Perso in lieti pensieri, ritornò bruscamente al presente quando notò che l’aereo aveva cominciato ad oscillare pericolosamente e sembrava diretto verso una piccola macchia di alberi.
“Oh no.”
In volo, Rafe stava sbraitando: “Katherine, porta a terra questo dannato aereo.”
“No. Voglio riprovare.”
“Non puoi riuscire a fare grandi acrobazie. E’ la prima volta che tocchi i comandi.”
“Ce l’avevo quasi fatta, invece. Lasciami riprovare.” Con testardaggine, continuò a rimanere in quota.
“Così andremo a schiantarci contro il meleto. Katherine, dannazione.”
Danny stava correndo verso quella direzione gridando inutilmente: “Rafe. Falla atterrare.” Aveva quasi raggiunto il meleto quando vide l’aereo planare in un’altra direzione e atterrare non proprio dolcemente sul vialetto che tagliava i campi.

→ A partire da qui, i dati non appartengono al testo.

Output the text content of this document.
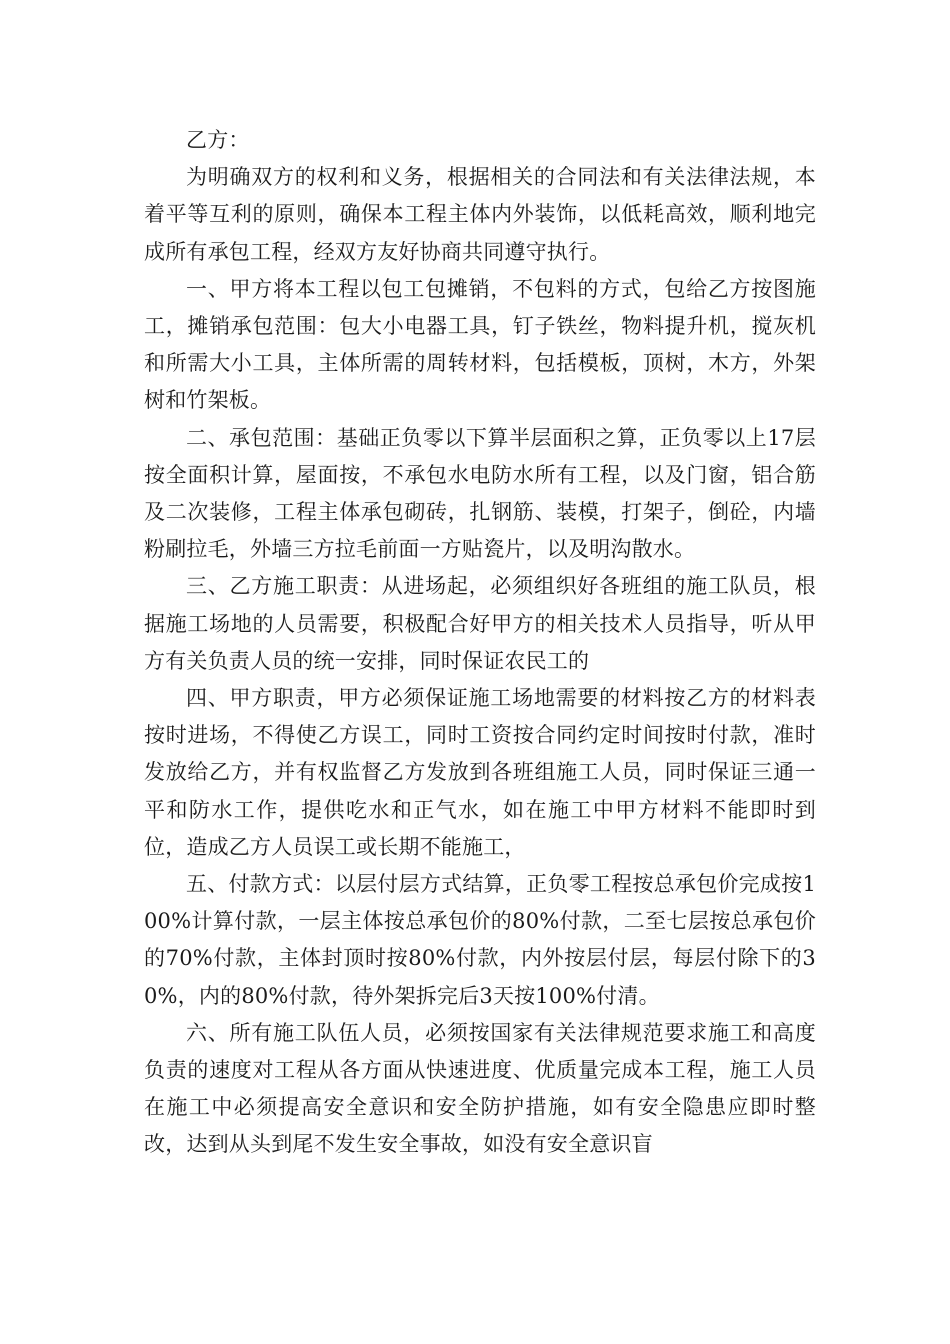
乙方：

为明确双方的权利和义务，根据相关的合同法和有关法律法规，本着平等互利的原则，确保本工程主体内外装饰，以低耗高效，顺利地完成所有承包工程，经双方友好协商共同遵守执行。

一、甲方将本工程以包工包摊销，不包料的方式，包给乙方按图施工，摊销承包范围：包大小电器工具，钉子铁丝，物料提升机，搅灰机和所需大小工具，主体所需的周转材料，包括模板，顶树，木方，外架树和竹架板。

二、承包范围：基础正负零以下算半层面积之算，正负零以上17层按全面积计算，屋面按，不承包水电防水所有工程，以及门窗，铝合筋及二次装修，工程主体承包砌砖，扎钢筋、装模，打架子，倒砼，内墙粉刷拉毛，外墙三方拉毛前面一方贴瓷片，以及明沟散水。

三、乙方施工职责：从进场起，必须组织好各班组的施工队员，根据施工场地的人员需要，积极配合好甲方的相关技术人员指导，听从甲方有关负责人员的统一安排，同时保证农民工的

四、甲方职责，甲方必须保证施工场地需要的材料按乙方的材料表按时进场，不得使乙方误工，同时工资按合同约定时间按时付款，准时发放给乙方，并有权监督乙方发放到各班组施工人员，同时保证三通一平和防水工作，提供吃水和正气水，如在施工中甲方材料不能即时到位，造成乙方人员误工或长期不能施工，

五、付款方式：以层付层方式结算，正负零工程按总承包价完成按100%计算付款，一层主体按总承包价的80%付款，二至七层按总承包价的70%付款，主体封顶时按80%付款，内外按层付层，每层付除下的30%，内的80%付款，待外架拆完后3天按100%付清。

六、所有施工队伍人员，必须按国家有关法律规范要求施工和高度负责的速度对工程从各方面从快速进度、优质量完成本工程，施工人员在施工中必须提高安全意识和安全防护措施，如有安全隐患应即时整改，达到从头到尾不发生安全事故，如没有安全意识盲
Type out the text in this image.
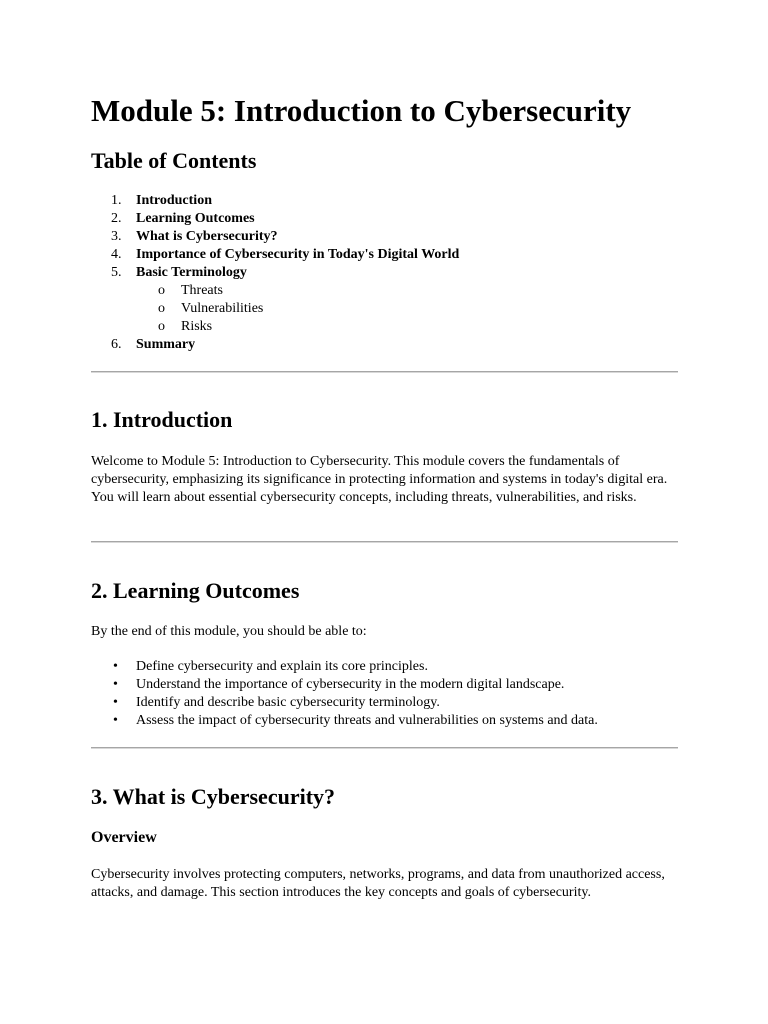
Module 5: Introduction to Cybersecurity
Table of Contents
1.	Introduction
2.	Learning Outcomes
3.	What is Cybersecurity?
4.	Importance of Cybersecurity in Today's Digital World
5.	Basic Terminology
o Threats
o Vulnerabilities
o Risks
6.	Summary
1. Introduction

Welcome to Module 5: Introduction to Cybersecurity. This module covers the fundamentals of cybersecurity, emphasizing its significance in protecting information and systems in today's digital era. You will learn about essential cybersecurity concepts, including threats, vulnerabilities, and risks.

2. Learning Outcomes

By the end of this module, you should be able to:

• Define cybersecurity and explain its core principles.
• Understand the importance of cybersecurity in the modern digital landscape.
• Identify and describe basic cybersecurity terminology.
• Assess the impact of cybersecurity threats and vulnerabilities on systems and data.
3. What is Cybersecurity?
Overview

Cybersecurity involves protecting computers, networks, programs, and data from unauthorized access, attacks, and damage. This section introduces the key concepts and goals of cybersecurity.
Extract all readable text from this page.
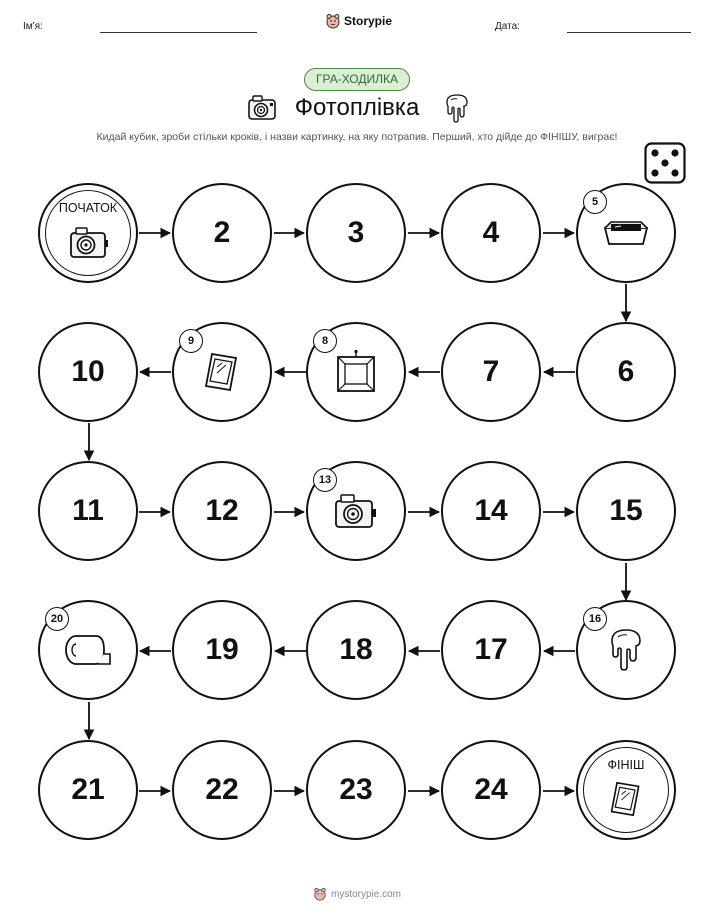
Ім'я:	Storypie	Дата:
ГРА-ХОДИЛКА
Фотоплівка
Кидай кубик, зроби стільки кроків, і назви картинку, на яку потрапив. Перший, хто дійде до ФІНІШУ, виграє!
ПОЧАТОК
2	3	4
5
10
9	8
7	6
11	12
13
14	15
20
19	18	17
16
21	22	23	24
ФІНІШ
mystorypie.com
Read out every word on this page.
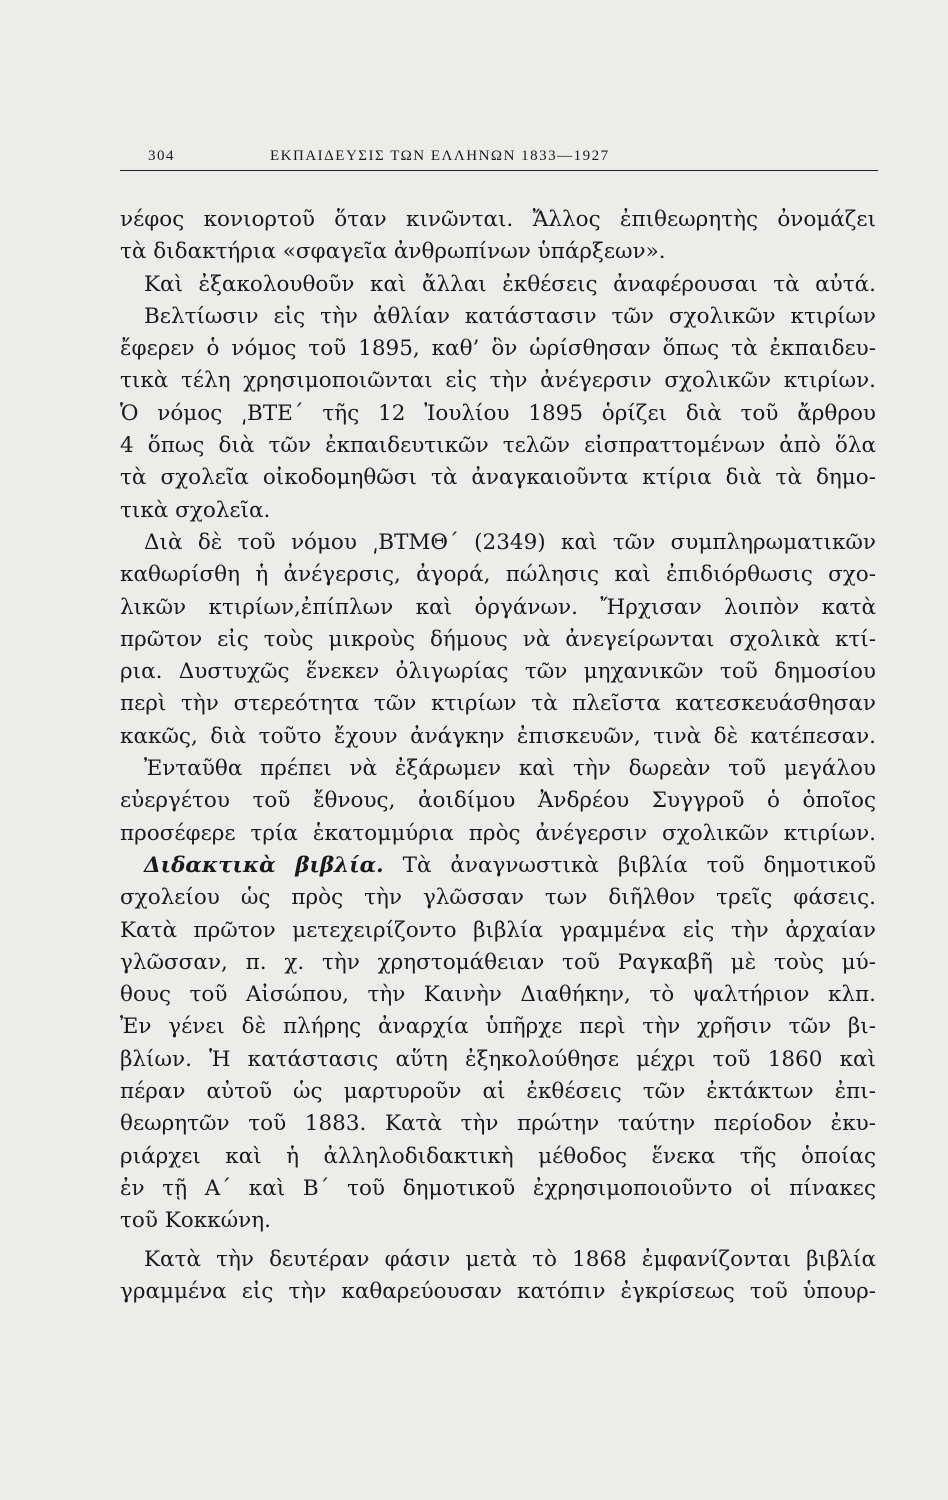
304	ΕΚΠΑΙΔΕΥΣΙΣ ΤΩΝ ΕΛΛΗΝΩΝ 1833—1927
νέφος κονιορτοῦ ὅταν κινῶνται. Ἄλλος ἐπιθεωρητὴς ὀνομάζει
τὰ διδακτήρια «σφαγεῖα ἀνθρωπίνων ὑπάρξεων».
Καὶ ἐξακολουθοῦν καὶ ἄλλαι ἐκθέσεις ἀναφέρουσαι τὰ αὐτά.
Βελτίωσιν εἰς τὴν ἀθλίαν κατάστασιν τῶν σχολικῶν κτιρίων
ἔφερεν ὁ νόμος τοῦ 1895, καθ’ ὃν ὡρίσθησαν ὅπως τὰ ἐκπαιδευ-
τικὰ τέλη χρησιμοποιῶνται εἰς τὴν ἀνέγερσιν σχολικῶν κτιρίων.
Ὁ νόμος ͵ΒΤΕ΄ τῆς 12 Ἰουλίου 1895 ὁρίζει διὰ τοῦ ἄρθρου
4 ὅπως διὰ τῶν ἐκπαιδευτικῶν τελῶν εἰσπραττομένων ἀπὸ ὅλα
τὰ σχολεῖα οἰκοδομηθῶσι τὰ ἀναγκαιοῦντα κτίρια διὰ τὰ δημο-
τικὰ σχολεῖα.
Διὰ δὲ τοῦ νόμου ͵ΒΤΜΘ΄ (2349) καὶ τῶν συμπληρωματικῶν
καθωρίσθη ἡ ἀνέγερσις, ἀγορά, πώλησις καὶ ἐπιδιόρθωσις σχο-
λικῶν κτιρίων,ἐπίπλων καὶ ὀργάνων. Ἤρχισαν λοιπὸν κατὰ
πρῶτον εἰς τοὺς μικροὺς δήμους νὰ ἀνεγείρωνται σχολικὰ κτί-
ρια. Δυστυχῶς ἕνεκεν ὀλιγωρίας τῶν μηχανικῶν τοῦ δημοσίου
περὶ τὴν στερεότητα τῶν κτιρίων τὰ πλεῖστα κατεσκευάσθησαν
κακῶς, διὰ τοῦτο ἔχουν ἀνάγκην ἐπισκευῶν, τινὰ δὲ κατέπεσαν.
Ἐνταῦθα πρέπει νὰ ἐξάρωμεν καὶ τὴν δωρεὰν τοῦ μεγάλου
εὐεργέτου τοῦ ἔθνους, ἀοιδίμου Ἀνδρέου Συγγροῦ ὁ ὁποῖος
προσέφερε τρία ἑκατομμύρια πρὸς ἀνέγερσιν σχολικῶν κτιρίων.
Διδακτικὰ βιβλία. Τὰ ἀναγνωστικὰ βιβλία τοῦ δημοτικοῦ
σχολείου ὡς πρὸς τὴν γλῶσσαν των διῆλθον τρεῖς φάσεις.
Κατὰ πρῶτον μετεχειρίζοντο βιβλία γραμμένα εἰς τὴν ἀρχαίαν
γλῶσσαν, π. χ. τὴν χρηστομάθειαν τοῦ Ραγκαβῆ μὲ τοὺς μύ-
θους τοῦ Αἰσώπου, τὴν Καινὴν Διαθήκην, τὸ ψαλτήριον κλπ.
Ἐν γένει δὲ πλήρης ἀναρχία ὑπῆρχε περὶ τὴν χρῆσιν τῶν βι-
βλίων. Ἡ κατάστασις αὕτη ἐξηκολούθησε μέχρι τοῦ 1860 καὶ
πέραν αὐτοῦ ὡς μαρτυροῦν αἱ ἐκθέσεις τῶν ἐκτάκτων ἐπι-
θεωρητῶν τοῦ 1883. Κατὰ τὴν πρώτην ταύτην περίοδον ἐκυ-
ριάρχει καὶ ἡ ἀλληλοδιδακτικὴ μέθοδος ἕνεκα τῆς ὁποίας
ἐν τῇ Α΄ καὶ Β΄ τοῦ δημοτικοῦ ἐχρησιμοποιοῦντο οἱ πίνακες
τοῦ Κοκκώνη.
Κατὰ τὴν δευτέραν φάσιν μετὰ τὸ 1868 ἐμφανίζονται βιβλία
γραμμένα εἰς τὴν καθαρεύουσαν κατόπιν ἐγκρίσεως τοῦ ὑπουρ-
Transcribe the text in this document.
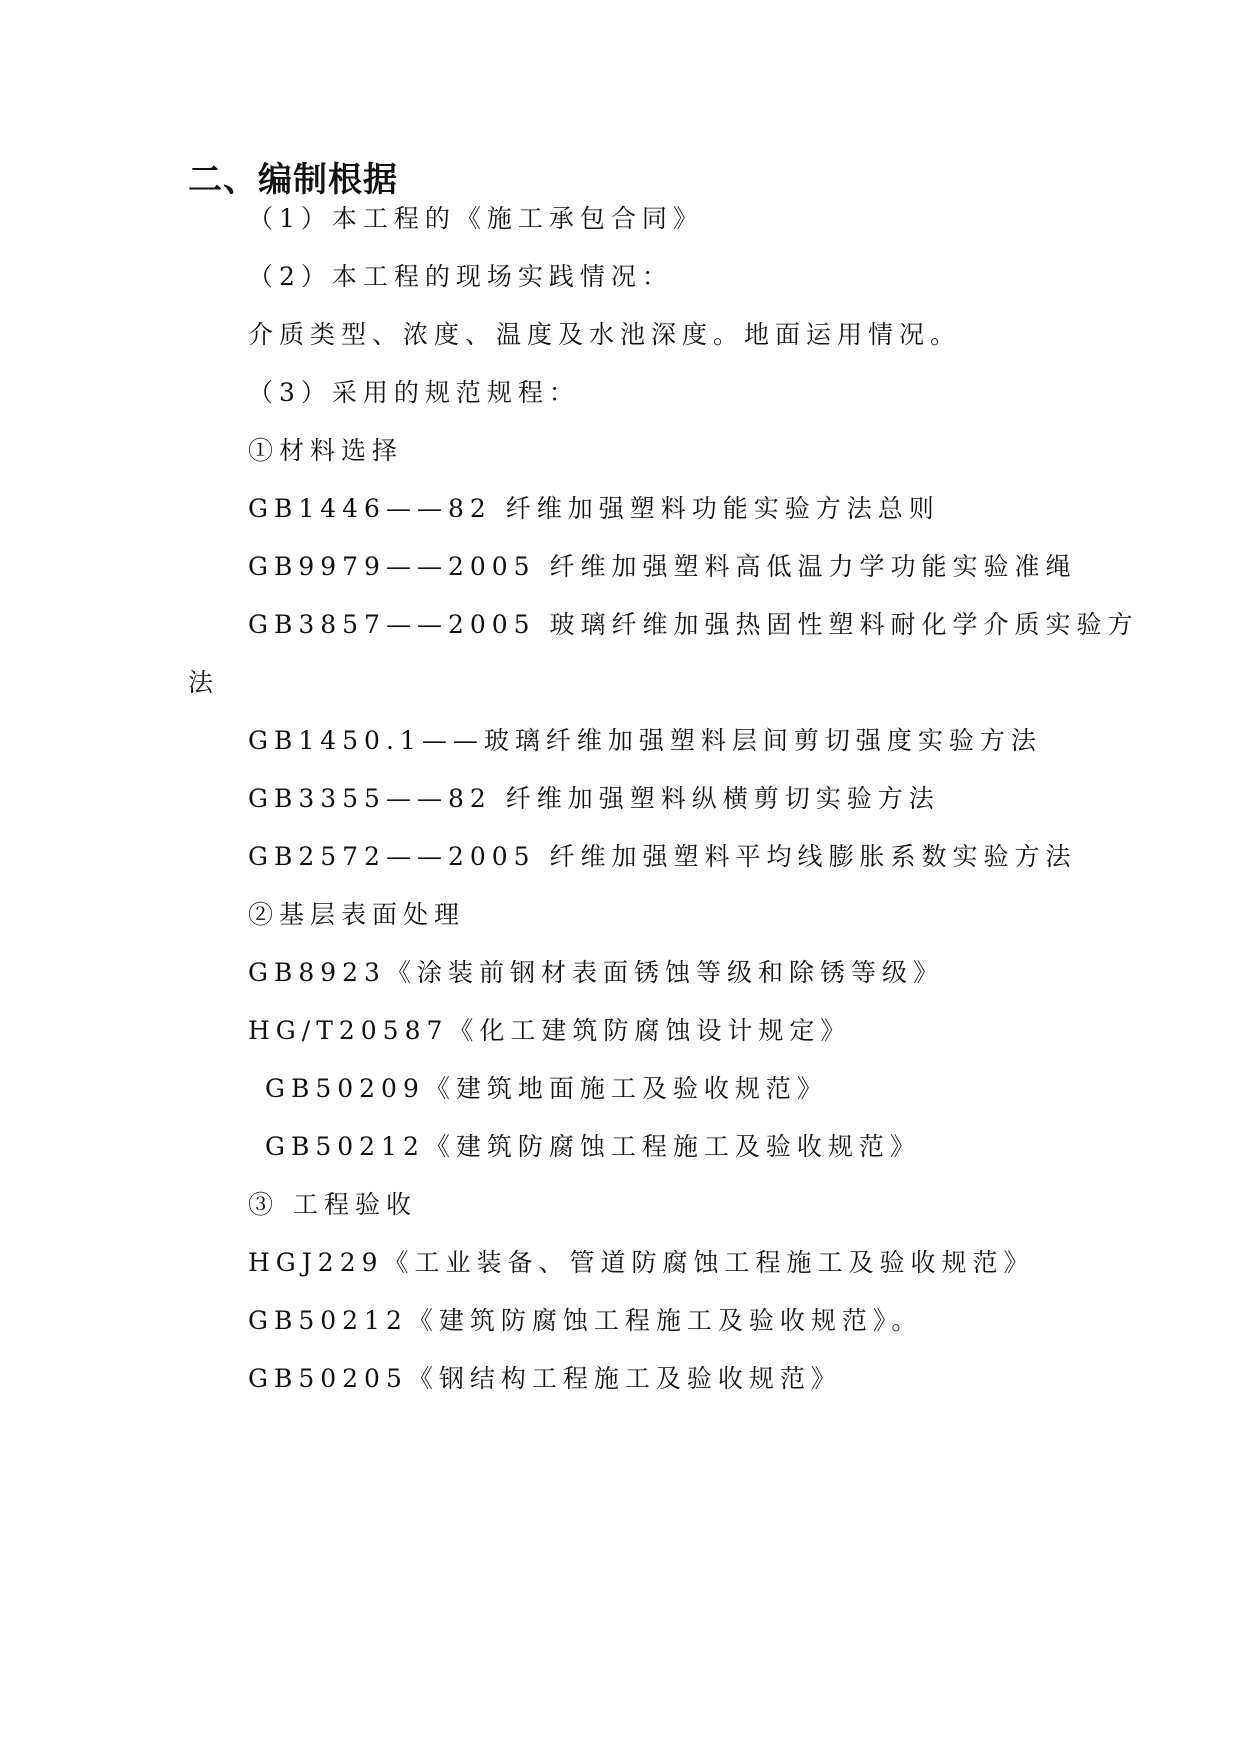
二、编制根据
（1）本工程的《施工承包合同》
（2）本工程的现场实践情况：
介质类型、浓度、温度及水池深度。地面运用情况。
（3）采用的规范规程：
①材料选择
GB1446——82 纤维加强塑料功能实验方法总则
GB9979——2005 纤维加强塑料高低温力学功能实验准绳
GB3857——2005 玻璃纤维加强热固性塑料耐化学介质实验方
法
GB1450.1——玻璃纤维加强塑料层间剪切强度实验方法
GB3355——82 纤维加强塑料纵横剪切实验方法
GB2572——2005 纤维加强塑料平均线膨胀系数实验方法
②基层表面处理
GB8923《涂装前钢材表面锈蚀等级和除锈等级》
HG/T20587《化工建筑防腐蚀设计规定》
GB50209《建筑地面施工及验收规范》
GB50212《建筑防腐蚀工程施工及验收规范》
③ 工程验收
HGJ229《工业装备、管道防腐蚀工程施工及验收规范》
GB50212《建筑防腐蚀工程施工及验收规范》。
GB50205《钢结构工程施工及验收规范》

Katherine scese e buttò a terra gli occhialini con cattiveria. Vedendo Danny correre verso di lei, gli corse incontro a sua volta e si gettò tra le sue braccia dove scoppiò a piangere.
Danny la strinse forte a sé: “Grazie a Dio stai bene. Ho temuto avessi perso il controllo dell’aereo.”
Rafe, passo dopo passo, li raggiunse proprio quando lei sollevò il viso bagnato di lacrime per rispondere: “Stava andando tutto bene, te lo giuro. Poi Rafe ha cominciato a urlare come una scimmia allora io mi sono irritata e ho preso a fare di testa mia.”
Danny incrociò lo sguardo di Rafe, spronandolo tacitamente a dire qualcosa per scusarsi.
Rafe sospirò, però seguì il consiglio: “Scusa se ho gridato in quel modo. Avevo paura per te. Temevo fossi in pericolo.”
Katherine si sciolse dall’abbraccio e si voltò per guardare il fratello negli occhi. Vide il suo sguardo pentito e si sentì un po’ colpevole per averlo accusato. Una lacrima le attraversò il viso quando gli disse: “Lo so, tu pensi solo al mio bene.”
Rafe accennò un sorriso: “E’così.” Quindi aprì le braccia e accolse la sorella con tutto l’affetto possibile: “Ti voglio tanto bene, Katy.”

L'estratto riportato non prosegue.